Trees in Python

09 Mar 2014

This week I wrote a lot of trees:

  • Regular expression parser - builds regular expressions with a recursive descent parser

  • Regression trees - building a decision tree for classification

  • Program Synthesis - I talked to a lot of other people about program synthesis and built things with some of them.

  • Simple Tree in Java - helping some Java folks write code for some graph traversal exercises

The regression tree work resulted in a nice visualization.

I use trees a lot of course, but rarely write so many from scratch in a week.

For most of these, I found myself building up functions for a bit (as in the top half of this regression tree code, then starting to go object oriented once I got to the nesting part.

The pain point that prompted this seemed to be writing recursive text representations of the trees: I wanted __repr__ magic so much that I’d give up my simple, transparent data structures of tuples and dictionaries for opaque objects.

I’d also start with instance attributes when the tree was a single node, then move to dynamically calculated properties once the property of a thing starts to depend on its children trees.

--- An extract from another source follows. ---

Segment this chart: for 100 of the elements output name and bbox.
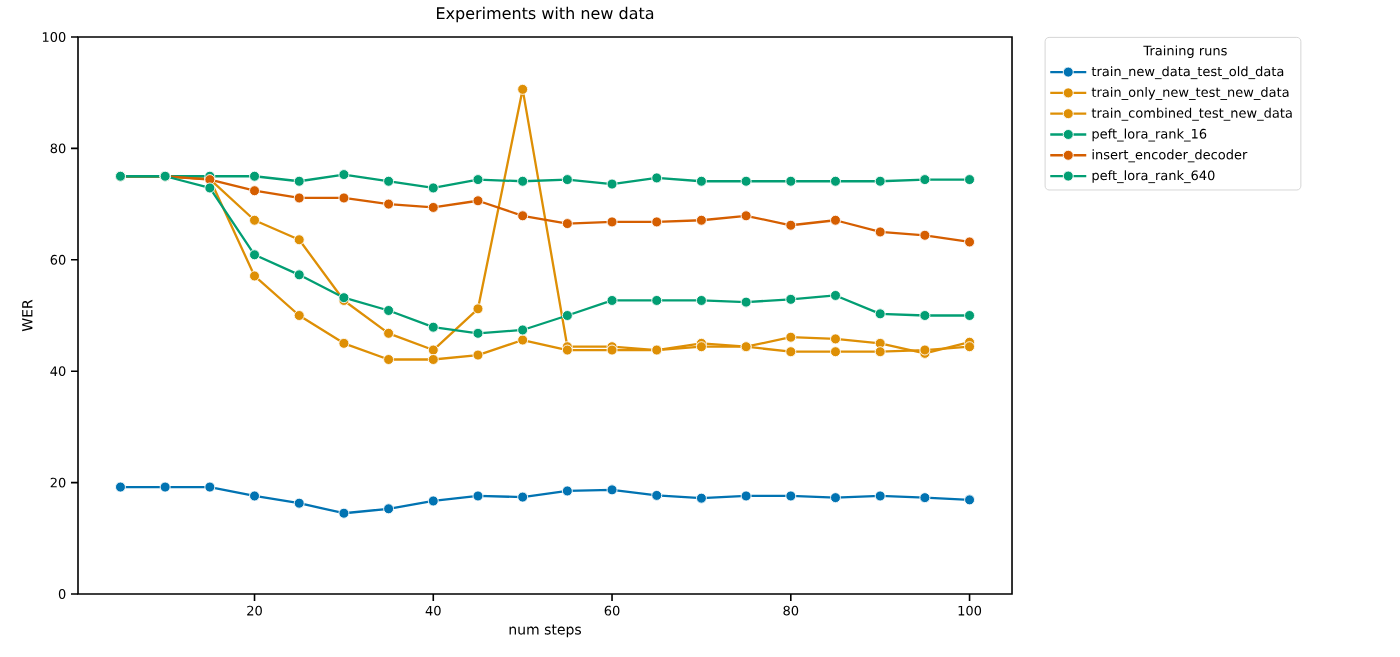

Python does have some pain points for recursive data structures - the inevitable if empty / if self.left_child is None constructions kept popping up, taunting me that I wasn’t using a language that actually understood the different cases of my data structures, instead interpreting every object as a bag of attributes I had to write custom code for.

Finally, tree transformations are nice! I wrote cleaner programs by building a simple tree, then expanding or changing it, vs immediately building the full tree.